Malnutrition is not a normal part of ageing, and with appropriate support and intervention, weight loss can be minimised.
Here’s what you can do to support your family member to eat enough to aid their recovery:
- Eat first: meat and dairy desserts
- Eat second: soup, rice, pasta and potato
- Eat last: vegetables- they are lowest in energy and protein
- Drink nutritious drinks (nutritional supplements, milk, and juice) before tea, coffee and water
- Ensure your loved one is in a comfortable eating position- sitting out of bed at a table or sitting up in bed, if possible
- Ensure meals, snacks and drinks are within reach
- Assist with opening packets, lids and containers if needed
- Provide encouragement and support at mealtimes
- Bring food you know your loved one enjoys- make sure you clear this with medical staff first
- Alert a health care provider if you think further assistance is needed, such as adaptive eating utensils and no-slip placemats, or if you notice they are having issues with chewing or swallowing
- Alert medical staff if your loved one is eating and drinking less than half their meals over a few days
Accredited Practicing Dietitians are experts in nutritional support to prevent, treat and manage malnutrition. They can provide you with extra information at all stages of care, including how to fortify foods at home if your loved one is leaving hospital but requires ongoing nutritional support.
References Sharma Y, Thompson C, Shahi R, Hakendorf P, Miller M. Malnutrition in acutely unwell hospitalized elderly – “the skeletons are still rattling in the hospital closet”. J Nutr Health Aging 2017; 21(10).

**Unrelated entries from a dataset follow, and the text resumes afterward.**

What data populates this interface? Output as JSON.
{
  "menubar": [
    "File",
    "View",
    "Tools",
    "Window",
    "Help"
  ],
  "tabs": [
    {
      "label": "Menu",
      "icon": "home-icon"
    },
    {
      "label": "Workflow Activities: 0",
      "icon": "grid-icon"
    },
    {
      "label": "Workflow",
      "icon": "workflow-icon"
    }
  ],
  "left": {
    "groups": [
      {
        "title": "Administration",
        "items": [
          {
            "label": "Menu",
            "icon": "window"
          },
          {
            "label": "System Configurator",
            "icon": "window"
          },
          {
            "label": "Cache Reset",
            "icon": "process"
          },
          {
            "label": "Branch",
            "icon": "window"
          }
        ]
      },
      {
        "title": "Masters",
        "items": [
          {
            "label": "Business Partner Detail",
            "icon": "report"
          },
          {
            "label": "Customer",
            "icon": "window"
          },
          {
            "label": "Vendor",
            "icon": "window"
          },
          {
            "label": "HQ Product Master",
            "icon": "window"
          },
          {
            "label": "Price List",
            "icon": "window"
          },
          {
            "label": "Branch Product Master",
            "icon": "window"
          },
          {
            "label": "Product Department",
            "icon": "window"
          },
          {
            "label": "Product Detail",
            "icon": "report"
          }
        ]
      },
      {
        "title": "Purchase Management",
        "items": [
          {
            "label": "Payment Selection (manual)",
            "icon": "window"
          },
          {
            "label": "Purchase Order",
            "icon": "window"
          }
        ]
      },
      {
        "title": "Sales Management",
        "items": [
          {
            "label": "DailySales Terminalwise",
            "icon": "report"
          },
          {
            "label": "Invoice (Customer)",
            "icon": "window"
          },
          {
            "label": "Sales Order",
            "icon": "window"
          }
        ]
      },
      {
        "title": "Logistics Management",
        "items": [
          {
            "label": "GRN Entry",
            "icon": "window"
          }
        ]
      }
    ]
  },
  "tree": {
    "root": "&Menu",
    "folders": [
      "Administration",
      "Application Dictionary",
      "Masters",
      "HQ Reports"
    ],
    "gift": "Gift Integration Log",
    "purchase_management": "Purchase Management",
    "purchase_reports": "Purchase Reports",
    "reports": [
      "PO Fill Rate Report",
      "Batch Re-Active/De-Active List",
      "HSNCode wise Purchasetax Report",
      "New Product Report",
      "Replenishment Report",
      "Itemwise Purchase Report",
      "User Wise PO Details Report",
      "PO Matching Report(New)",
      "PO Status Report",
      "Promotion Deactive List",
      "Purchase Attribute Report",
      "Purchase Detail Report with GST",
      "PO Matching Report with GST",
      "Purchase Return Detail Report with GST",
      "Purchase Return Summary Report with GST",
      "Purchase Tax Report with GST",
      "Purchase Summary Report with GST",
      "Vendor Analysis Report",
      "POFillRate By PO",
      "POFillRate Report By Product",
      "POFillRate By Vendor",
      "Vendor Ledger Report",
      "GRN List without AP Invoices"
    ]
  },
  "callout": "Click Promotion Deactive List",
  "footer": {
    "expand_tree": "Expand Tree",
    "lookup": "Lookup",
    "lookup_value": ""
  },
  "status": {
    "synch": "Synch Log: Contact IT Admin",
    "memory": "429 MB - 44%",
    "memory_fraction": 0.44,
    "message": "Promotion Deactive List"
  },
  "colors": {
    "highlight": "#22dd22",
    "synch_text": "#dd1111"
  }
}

 van der Pols-Vijlbrief R, Wijnhoven H, Schaap L, Terwee C, Visser M. Determinants of protein-energy malnutrition in community-dwelling older adults: a systematic review of observational studies. Ageing Res Rev 2014; 18: p. 112-31.
 Pitt E. Guidelines support older Australians to live at home longer (media release); 2016. https://media.uow.edu.au/releases/UOW211572.html
 Agarwal E, Ferguson M, Banks M, Batterham M, Bauer J, Capra S, Isenring E. Malnutrition and poor food intake are associated with prolonged hospital stay, frequent readmissions, and greater in-hospital mortality: Results from the Nutrition Care Day Survey 2010. Clinical Nutrition 2013; 32(5): p. 737-745.